Das sieht auch die BLLV Präsidentin Simone Fleischmann so, die direkt nach dem Theaterstück in ihrer Rede anmerkte: „Natürlich muss Schule auf den digitalen Wandel und die Bedeutung technischer Erneuerungen reagieren und natürlich wandelt sich mit dem Fortschritt auch das Lehrerbild, aber Lehrkräfte sind unverzichtbar, weil Kinder ihre Persönlichkeit auf der Grundlage einer stabilen, persönlichen Beziehung am besten entwickeln. Die Kinder und ihre Lehrkräfte gehören nun einmal zusammen und nur gemeinsam können sie das erreichen was uns allen am Herzen liegt – die Bildung unserer Zukunft oder anders: die ZUKUNFT BILDEN.“ (Die Rede der BLLV - Präsidentin finden Sie auf Seite …..)

Im Anschluss befragte Waltraud Lucic vier Politiker was aus ihrer jeweiligen Sicht im nächsten Jahrzehnt im Bereich der Münchner Schulen/Bildung geschehen muss.

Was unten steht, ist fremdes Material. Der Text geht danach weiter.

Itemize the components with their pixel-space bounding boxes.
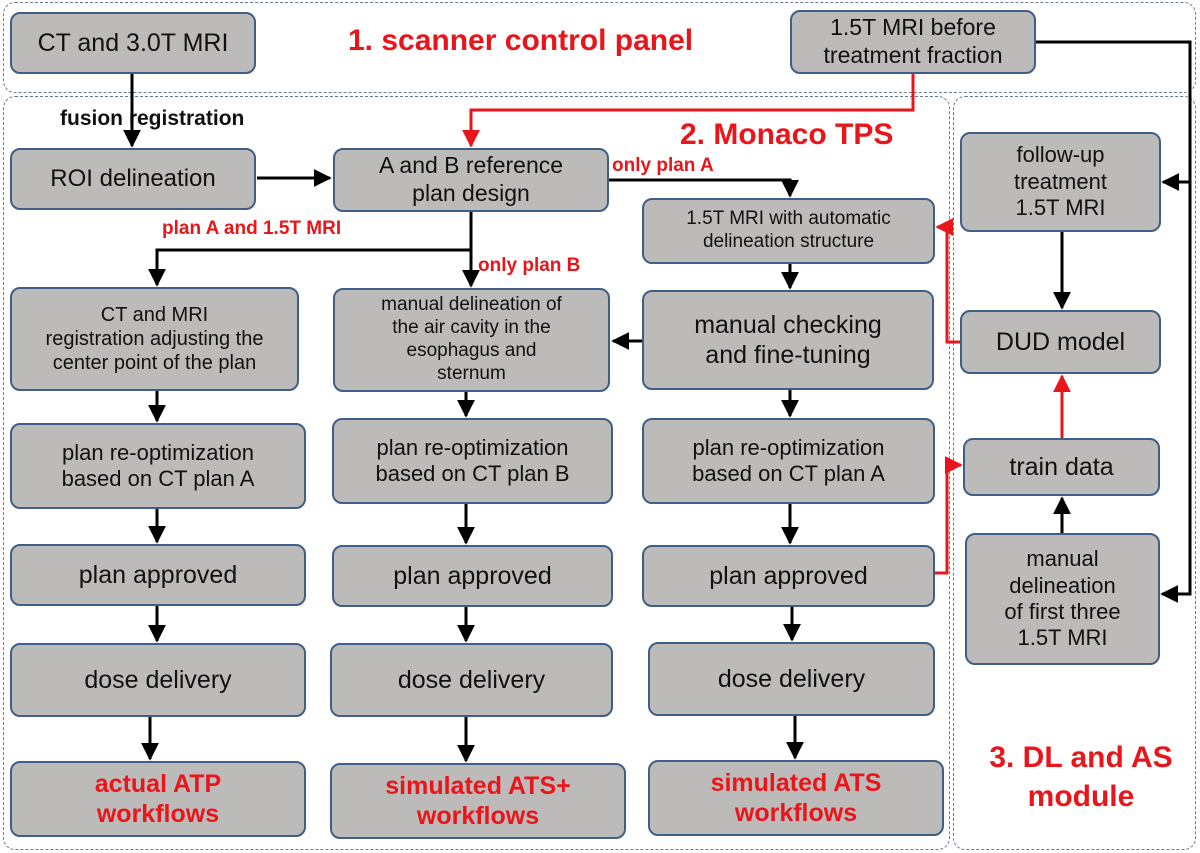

Georg Eisenreich (CSU, Staatssekretär im Bayerischen Staatsministerium für Bildung und Kultus, Wissenschaft und Kunst) weist darauf hin, dass vieles gleich bleiben wird. Es gebe in München besondere Herausforderungen. Bei dem neuen Thema Digitalisierung sei bedeutsam, dass die Pädagogik die Technik bestimmt und nicht andersherum. „Am Ende ist das Wichtigste, dass wir die Lehrerinnen und Lehrer brauchen, als Vorbilder, die sich um die Persönlichkeitsentwicklung ihrer Schülerinnen und Schüler kümmern. Dazu müssen wir uns für Rahmenbedingungen einsetzen“, betonte Eisenreich und verwies auf das Bildungspaket, das die bayrische Staatsregierung beschlossen hat.

Der bildungspolitische Sprecher der SPD und Vorsitzender des Bildungsausschusses Martin Güll ist der Meinung, dass man weg kommen sollte von bloßen Ankündigungen. Kinder bräuchten vernünftige Schulhäuser und gute Lehrer, die die Kinder motivieren und begleiten. Es reiche nicht ein Bildungspaket zu schnüren, man müsse hinschauen wo es wirklich „brennt“. Güll fordert konkrete Hilfe für Lehrkräfte, die mit sozial-emotional schwierigen Kindern in der Klasse allein gelassen werden. Applaus bekam der sozialdemokratische Politiker vor allem mit seiner Forderung die Schulleitungen zu entlasten, die ihre wertvolle Arbeit nicht mehr leisten können, da sie schon bei 150 % Arbeitsbelastung sind.

Margarete Bause (Bundestagsabgeordnete bei Bündnis 90/Die Grünen), die extra von den Sondierungsgesprächen in Berlin angeflogen kam, hebt hervor, wie wichtig Bildung für die Gesellschaft ist. Deswegen müsse man in Bildung investieren. Bei all den Streitereien, die es bei den Sondierungsgesprächen derzeit gebe, so wären sich beim Thema Bildung alle einig. „Und das macht mir Hoffnung. Ich möchte, dass das Kooperationsverbot, das dem Bund verbietet die Kommunen zu unterstützen, aufgehoben wird. Die Kommunen brauchen einfach mehr Geld und dafür werde ich mich in der Koalition stark einsetzen“, pointierte Frau Bause.

„Die letzte Hürde vor dem Buffet“, wie er sich selbst bezeichnete, war Prof. Dr. Michael Piazolo, bildungspolitischer Sprecher der Freien Wähler und Mitglied des Landtages. „Gute Schulen brauchen gute Lehrer. Deswegen muss man auch, und diesen Antrag werden wir morgen stellen, den Lehrerberuf wieder attraktiver gestalten. Ich bin für die Gleichwertigkeit der Schulformen und das bedeutet dann auch gleiche Bezahlung“, so Piazolo. Des Weiteren solle es mehr Beförderungsämter geben und auch über das Stundendeputat bei den Referendaren und auch bei den Lehrern müsse man reden.

Mit den Worten „unsere Lehrerinnen und Lehrer sind nicht nur unersetzlich, sondern heute vielleicht auch unersättlich“ eröffnete Christian Marek im Anschluss das Buffet und die zahlreichen Gäste hatten die Möglichkeit den Abend bei guten Gesprächen ausklingen zu lassen.